LTVB’s The Play That Goes Wrong… Goes Right

As Tropical Storm Ophelia rained down on Hampton Roads, the Little Theatre of Virginia Beach declared that the show must go on. The cast of “The Play that Goes Wrong” did not let the soggy weather affect their performance. From the moment we walked into the lobby at LTVB, the cast was already in character and interacting with the audience. Sandra Wilkinson, the leading lady (played by Cassidy Corbett), flounced past the concession stand, grabbing patrons’ playbills and signing them. Then when we entered the auditorium, the actors playing the stage crew (led by Phillip (Lip) Banks and Jessi DiPette) were engaging in a series of antics “preparing” the stage for the show.

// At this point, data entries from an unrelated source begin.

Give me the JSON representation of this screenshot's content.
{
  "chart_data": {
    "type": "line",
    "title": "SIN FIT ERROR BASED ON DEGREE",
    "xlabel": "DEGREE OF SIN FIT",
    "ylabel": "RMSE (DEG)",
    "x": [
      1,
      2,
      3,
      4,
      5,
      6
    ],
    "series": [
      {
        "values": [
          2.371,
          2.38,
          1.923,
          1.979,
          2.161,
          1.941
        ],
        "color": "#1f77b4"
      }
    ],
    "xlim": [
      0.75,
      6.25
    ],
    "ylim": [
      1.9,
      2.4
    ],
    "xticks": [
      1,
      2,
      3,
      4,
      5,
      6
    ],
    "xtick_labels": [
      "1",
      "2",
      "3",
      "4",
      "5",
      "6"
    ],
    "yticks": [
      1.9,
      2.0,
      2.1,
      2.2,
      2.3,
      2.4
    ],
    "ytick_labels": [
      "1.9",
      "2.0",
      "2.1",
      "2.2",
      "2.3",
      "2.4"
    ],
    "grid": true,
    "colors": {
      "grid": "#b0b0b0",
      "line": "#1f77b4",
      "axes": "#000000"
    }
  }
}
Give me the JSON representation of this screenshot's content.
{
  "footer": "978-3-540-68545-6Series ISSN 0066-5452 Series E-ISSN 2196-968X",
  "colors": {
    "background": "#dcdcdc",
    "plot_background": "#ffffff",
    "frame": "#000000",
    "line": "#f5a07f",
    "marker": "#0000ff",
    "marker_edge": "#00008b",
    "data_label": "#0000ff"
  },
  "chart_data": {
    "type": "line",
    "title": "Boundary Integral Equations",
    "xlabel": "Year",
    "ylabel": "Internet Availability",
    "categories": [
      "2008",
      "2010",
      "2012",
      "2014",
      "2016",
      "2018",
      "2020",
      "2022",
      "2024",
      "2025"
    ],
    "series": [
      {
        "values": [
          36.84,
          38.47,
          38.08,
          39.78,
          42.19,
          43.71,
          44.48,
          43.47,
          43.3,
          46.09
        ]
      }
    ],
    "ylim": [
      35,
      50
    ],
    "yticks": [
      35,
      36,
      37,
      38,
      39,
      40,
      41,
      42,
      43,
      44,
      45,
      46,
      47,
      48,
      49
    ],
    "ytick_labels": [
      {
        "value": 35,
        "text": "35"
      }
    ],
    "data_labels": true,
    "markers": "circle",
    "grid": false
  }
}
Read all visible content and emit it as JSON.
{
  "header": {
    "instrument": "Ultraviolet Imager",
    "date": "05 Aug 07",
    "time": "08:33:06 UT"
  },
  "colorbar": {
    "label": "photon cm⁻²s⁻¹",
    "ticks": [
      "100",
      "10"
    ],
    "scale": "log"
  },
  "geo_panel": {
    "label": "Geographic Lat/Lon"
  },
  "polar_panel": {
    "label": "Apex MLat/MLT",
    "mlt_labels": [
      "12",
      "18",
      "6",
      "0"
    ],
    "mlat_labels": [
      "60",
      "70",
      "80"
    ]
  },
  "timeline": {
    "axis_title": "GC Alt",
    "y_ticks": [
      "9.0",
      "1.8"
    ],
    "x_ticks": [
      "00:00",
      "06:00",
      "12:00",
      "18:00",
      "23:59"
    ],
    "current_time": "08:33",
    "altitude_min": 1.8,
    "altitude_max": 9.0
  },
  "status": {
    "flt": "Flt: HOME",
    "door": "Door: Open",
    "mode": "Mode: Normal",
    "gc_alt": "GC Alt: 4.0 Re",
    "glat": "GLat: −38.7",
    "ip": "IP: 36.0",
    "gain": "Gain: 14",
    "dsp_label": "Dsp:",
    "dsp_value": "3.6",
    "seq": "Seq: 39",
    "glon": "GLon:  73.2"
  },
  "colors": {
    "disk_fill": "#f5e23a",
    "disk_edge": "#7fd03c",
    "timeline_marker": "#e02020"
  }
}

The set itself (coordinated by George Horvath) was very well done. From jump, it looked like a stately manor where a Clue-like murder could take place. Throughout the show, the set falls apart more and more until the big finale that brings down the house, quite literally. The set coordinator and director (Jeff Seneca) must get all the timing just right for the jokes to land and for the set not to land on the actors. We were impressed that the crew must have to rebuild the set night after night. George Horvath faced a challenge with this interactive set and succeeded.

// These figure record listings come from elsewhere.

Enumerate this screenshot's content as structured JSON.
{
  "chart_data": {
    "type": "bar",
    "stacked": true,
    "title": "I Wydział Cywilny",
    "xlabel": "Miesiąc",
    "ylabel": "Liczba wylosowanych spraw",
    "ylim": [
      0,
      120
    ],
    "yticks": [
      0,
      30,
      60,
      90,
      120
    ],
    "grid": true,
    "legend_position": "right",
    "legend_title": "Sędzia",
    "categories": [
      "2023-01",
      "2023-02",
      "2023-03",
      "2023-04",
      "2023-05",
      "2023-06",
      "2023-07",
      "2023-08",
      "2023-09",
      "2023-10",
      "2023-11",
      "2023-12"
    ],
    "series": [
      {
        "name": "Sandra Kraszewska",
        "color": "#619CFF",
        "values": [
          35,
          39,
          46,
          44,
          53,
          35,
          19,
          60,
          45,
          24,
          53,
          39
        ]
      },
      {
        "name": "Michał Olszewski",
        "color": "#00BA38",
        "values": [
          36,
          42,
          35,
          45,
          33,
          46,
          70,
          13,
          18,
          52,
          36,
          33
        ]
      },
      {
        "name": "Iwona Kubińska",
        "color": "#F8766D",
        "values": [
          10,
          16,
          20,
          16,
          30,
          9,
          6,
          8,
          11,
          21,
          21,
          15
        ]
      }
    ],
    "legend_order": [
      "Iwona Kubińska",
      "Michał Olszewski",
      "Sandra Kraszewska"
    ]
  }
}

Chris Bean, who plays Inspector Carter and is the director of “The Murder at Haversham Manor” (played by Richard Merrick), is trying so hard to have a play that goes better than the singular “Cat” that the Cornley University Drama Society presented previously that as the play continuously goes wrong, Merrick must show this inner turmoil of outward optimism with inward dread. He did a terrific job of showing these conflicting emotions.

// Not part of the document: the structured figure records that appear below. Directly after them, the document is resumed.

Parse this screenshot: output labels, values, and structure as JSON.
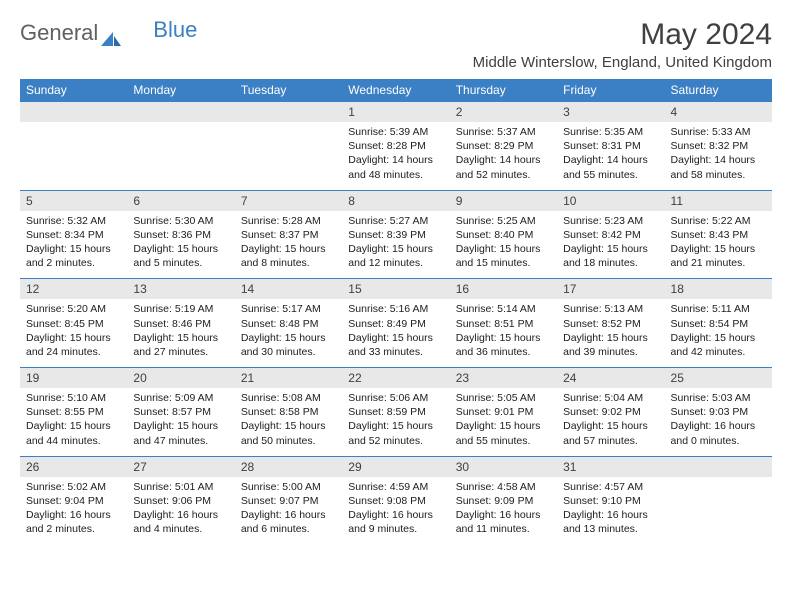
{
  "logo": {
    "text1": "General",
    "text2": "Blue"
  },
  "title": "May 2024",
  "location": "Middle Winterslow, England, United Kingdom",
  "colors": {
    "header_bg": "#3b7fc4",
    "header_text": "#ffffff",
    "daynum_bg": "#e8e8e8",
    "border": "#3b7fc4",
    "body_text": "#202020",
    "title_text": "#404040"
  },
  "day_headers": [
    "Sunday",
    "Monday",
    "Tuesday",
    "Wednesday",
    "Thursday",
    "Friday",
    "Saturday"
  ],
  "weeks": [
    [
      null,
      null,
      null,
      {
        "n": "1",
        "sr": "5:39 AM",
        "ss": "8:28 PM",
        "dl": "14 hours and 48 minutes."
      },
      {
        "n": "2",
        "sr": "5:37 AM",
        "ss": "8:29 PM",
        "dl": "14 hours and 52 minutes."
      },
      {
        "n": "3",
        "sr": "5:35 AM",
        "ss": "8:31 PM",
        "dl": "14 hours and 55 minutes."
      },
      {
        "n": "4",
        "sr": "5:33 AM",
        "ss": "8:32 PM",
        "dl": "14 hours and 58 minutes."
      }
    ],
    [
      {
        "n": "5",
        "sr": "5:32 AM",
        "ss": "8:34 PM",
        "dl": "15 hours and 2 minutes."
      },
      {
        "n": "6",
        "sr": "5:30 AM",
        "ss": "8:36 PM",
        "dl": "15 hours and 5 minutes."
      },
      {
        "n": "7",
        "sr": "5:28 AM",
        "ss": "8:37 PM",
        "dl": "15 hours and 8 minutes."
      },
      {
        "n": "8",
        "sr": "5:27 AM",
        "ss": "8:39 PM",
        "dl": "15 hours and 12 minutes."
      },
      {
        "n": "9",
        "sr": "5:25 AM",
        "ss": "8:40 PM",
        "dl": "15 hours and 15 minutes."
      },
      {
        "n": "10",
        "sr": "5:23 AM",
        "ss": "8:42 PM",
        "dl": "15 hours and 18 minutes."
      },
      {
        "n": "11",
        "sr": "5:22 AM",
        "ss": "8:43 PM",
        "dl": "15 hours and 21 minutes."
      }
    ],
    [
      {
        "n": "12",
        "sr": "5:20 AM",
        "ss": "8:45 PM",
        "dl": "15 hours and 24 minutes."
      },
      {
        "n": "13",
        "sr": "5:19 AM",
        "ss": "8:46 PM",
        "dl": "15 hours and 27 minutes."
      },
      {
        "n": "14",
        "sr": "5:17 AM",
        "ss": "8:48 PM",
        "dl": "15 hours and 30 minutes."
      },
      {
        "n": "15",
        "sr": "5:16 AM",
        "ss": "8:49 PM",
        "dl": "15 hours and 33 minutes."
      },
      {
        "n": "16",
        "sr": "5:14 AM",
        "ss": "8:51 PM",
        "dl": "15 hours and 36 minutes."
      },
      {
        "n": "17",
        "sr": "5:13 AM",
        "ss": "8:52 PM",
        "dl": "15 hours and 39 minutes."
      },
      {
        "n": "18",
        "sr": "5:11 AM",
        "ss": "8:54 PM",
        "dl": "15 hours and 42 minutes."
      }
    ],
    [
      {
        "n": "19",
        "sr": "5:10 AM",
        "ss": "8:55 PM",
        "dl": "15 hours and 44 minutes."
      },
      {
        "n": "20",
        "sr": "5:09 AM",
        "ss": "8:57 PM",
        "dl": "15 hours and 47 minutes."
      },
      {
        "n": "21",
        "sr": "5:08 AM",
        "ss": "8:58 PM",
        "dl": "15 hours and 50 minutes."
      },
      {
        "n": "22",
        "sr": "5:06 AM",
        "ss": "8:59 PM",
        "dl": "15 hours and 52 minutes."
      },
      {
        "n": "23",
        "sr": "5:05 AM",
        "ss": "9:01 PM",
        "dl": "15 hours and 55 minutes."
      },
      {
        "n": "24",
        "sr": "5:04 AM",
        "ss": "9:02 PM",
        "dl": "15 hours and 57 minutes."
      },
      {
        "n": "25",
        "sr": "5:03 AM",
        "ss": "9:03 PM",
        "dl": "16 hours and 0 minutes."
      }
    ],
    [
      {
        "n": "26",
        "sr": "5:02 AM",
        "ss": "9:04 PM",
        "dl": "16 hours and 2 minutes."
      },
      {
        "n": "27",
        "sr": "5:01 AM",
        "ss": "9:06 PM",
        "dl": "16 hours and 4 minutes."
      },
      {
        "n": "28",
        "sr": "5:00 AM",
        "ss": "9:07 PM",
        "dl": "16 hours and 6 minutes."
      },
      {
        "n": "29",
        "sr": "4:59 AM",
        "ss": "9:08 PM",
        "dl": "16 hours and 9 minutes."
      },
      {
        "n": "30",
        "sr": "4:58 AM",
        "ss": "9:09 PM",
        "dl": "16 hours and 11 minutes."
      },
      {
        "n": "31",
        "sr": "4:57 AM",
        "ss": "9:10 PM",
        "dl": "16 hours and 13 minutes."
      },
      null
    ]
  ],
  "labels": {
    "sunrise": "Sunrise:",
    "sunset": "Sunset:",
    "daylight": "Daylight:"
  }
}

From the beginning to end of this play, the entire audience was laughing. Cassidy Corbett, Jessi DiPette, and Lip Banks all portrayed Sandra Wilkinson hilariously. John Moss played a particularly funny Max Bennet as Cecil Haversham. I think I laughed the hardest as Davis Haymes as Robert Grove as Thomas Colleymore hung on to the globe on the second story set as the house came down. 

If you’ve never seen “The Play that Goes Wrong,” the title is pretty clear about how the play is scripted to go, but this cast and crew really did a phenomenal job of selling that wrongness.